〇しそ油
シソ科のシソ(紫蘇)やエゴマ(荏胡麻)の種子から採られる油脂で、エゴマの油脂はえ油(荏油)と呼ばれる。個の油脂が近年脚光を浴びる理由は、他の植物油ではアマニ油以外にはほとんど含まれないα-リノレン酸が主体(含有量約70%)だからである。α-リノレン酸はn-3系の多価不飽和脂肪酸で、 ヒトの体内では合成されないため食品から摂取しなければならない必須脂肪酸である。体内ではEPAやDHAに退社されるので、これらの機能も合わせ持っている。この脂肪酸の高揚が明らかにされたことから、第2の健康油として健康食品業界の寵児となった。
α-リノレン酸の注目度が高まる中で、その独自の効果も次第に明らかにされてきた。
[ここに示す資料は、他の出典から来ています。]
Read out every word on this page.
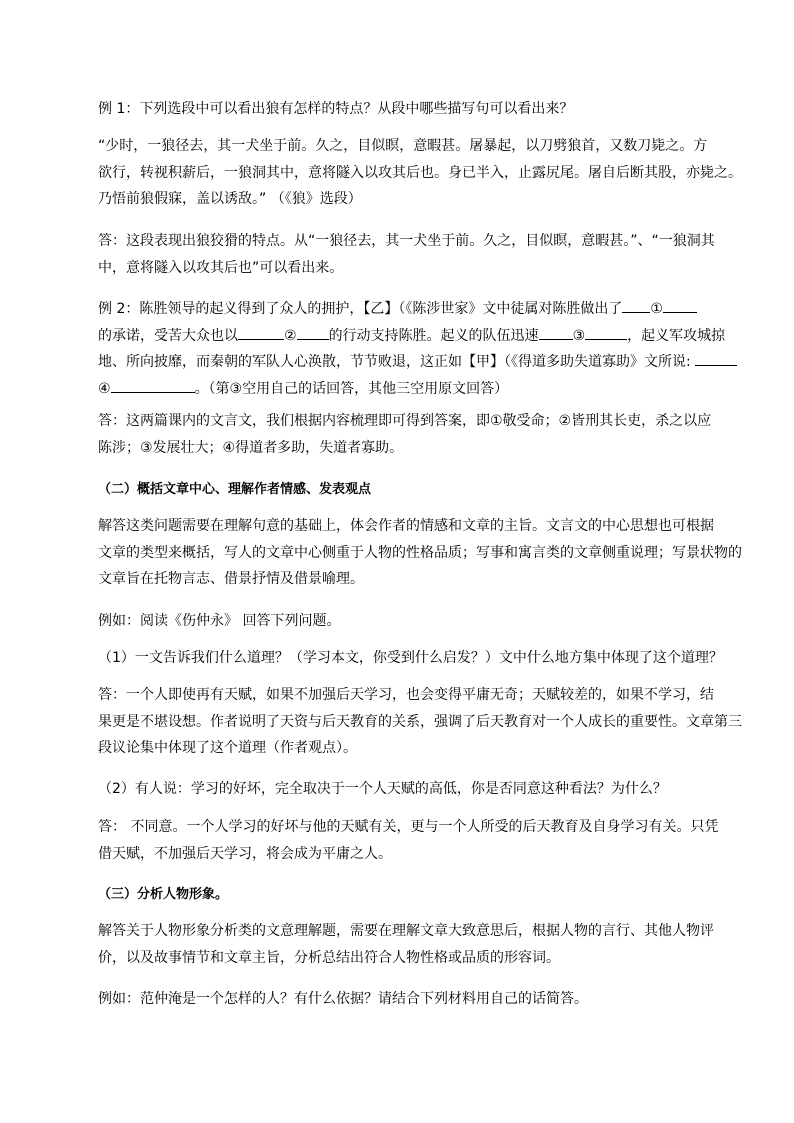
例 1：下列选段中可以看出狼有怎样的特点？从段中哪些描写句可以看出来？

“少时，一狼径去，其一犬坐于前。久之，目似瞑，意暇甚。屠暴起，以刀劈狼首，又数刀毙之。方
欲行，转视积薪后，一狼洞其中，意将隧入以攻其后也。身已半入，止露尻尾。屠自后断其股，亦毙之。
乃悟前狼假寐，盖以诱敌。” （《狼》选段）

答：这段表现出狼狡猾的特点。从“一狼径去，其一犬坐于前。久之，目似瞑，意暇甚。”、“一狼洞其
中，意将隧入以攻其后也”可以看出来。

例 2：陈胜领导的起义得到了众人的拥护，【乙】（《陈涉世家》文中徒属对陈胜做出了 ①
的承诺，受苦大众也以	② 的行动支持陈胜。起义的队伍迅速 ③	，起义军攻城掠
地、所向披靡，而秦朝的军队人心涣散，节节败退，这正如【甲】（《得道多助失道寡助》文所说:
④	。（第③空用自己的话回答，其他三空用原文回答）

答：这两篇课内的文言文，我们根据内容梳理即可得到答案，即①敬受命；②皆刑其长吏，杀之以应
陈涉；③发展壮大；④得道者多助，失道者寡助。

（二）概括文章中心、理解作者情感、发表观点

解答这类问题需要在理解句意的基础上，体会作者的情感和文章的主旨。文言文的中心思想也可根据
文章的类型来概括，写人的文章中心侧重于人物的性格品质；写事和寓言类的文章侧重说理；写景状物的
文章旨在托物言志、借景抒情及借景喻理。

例如：阅读《伤仲永》 回答下列问题。

（1）一文告诉我们什么道理？（学习本文，你受到什么启发？）文中什么地方集中体现了这个道理？

答：一个人即使再有天赋，如果不加强后天学习，也会变得平庸无奇；天赋较差的，如果不学习，结
果更是不堪设想。作者说明了天资与后天教育的关系，强调了后天教育对一个人成长的重要性。文章第三
段议论集中体现了这个道理（作者观点）。

（2）有人说：学习的好坏，完全取决于一个人天赋的高低，你是否同意这种看法？为什么？

答： 不同意。一个人学习的好坏与他的天赋有关，更与一个人所受的后天教育及自身学习有关。只凭
借天赋，不加强后天学习，将会成为平庸之人。

（三）分析人物形象。

解答关于人物形象分析类的文意理解题，需要在理解文章大致意思后，根据人物的言行、其他人物评
价，以及故事情节和文章主旨，分析总结出符合人物性格或品质的形容词。

例如：范仲淹是一个怎样的人？有什么依据？请结合下列材料用自己的话简答。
例えば、乳ガンの抑制効果に関してはアメリカのE・キャメロン(カリフォルニア州ガン予防研究所)、米倉郁美・佐藤彰夫(山梨大学)、長澤弘(明治大学)らが、また大腸ガンについては成澤富雄(秋田大学)、広瀬雅雄(名古屋市立大学)らが有効性を解明している。また、体液性免疫を司る生理活性物質のロイコトリエンがリノール酸から代謝された場合よりも、α-リノレン酸から代謝される場合の方が、数十分の一も作用が穏やかで、アレルギーによる炎症反応に対し抑制的に働くことを奥山治美(名古屋市立大学)らが報告している。このほか、血圧の上昇を抑え、血小板凝集を抑制して脳梗塞や心筋梗塞を予防するという報告もある。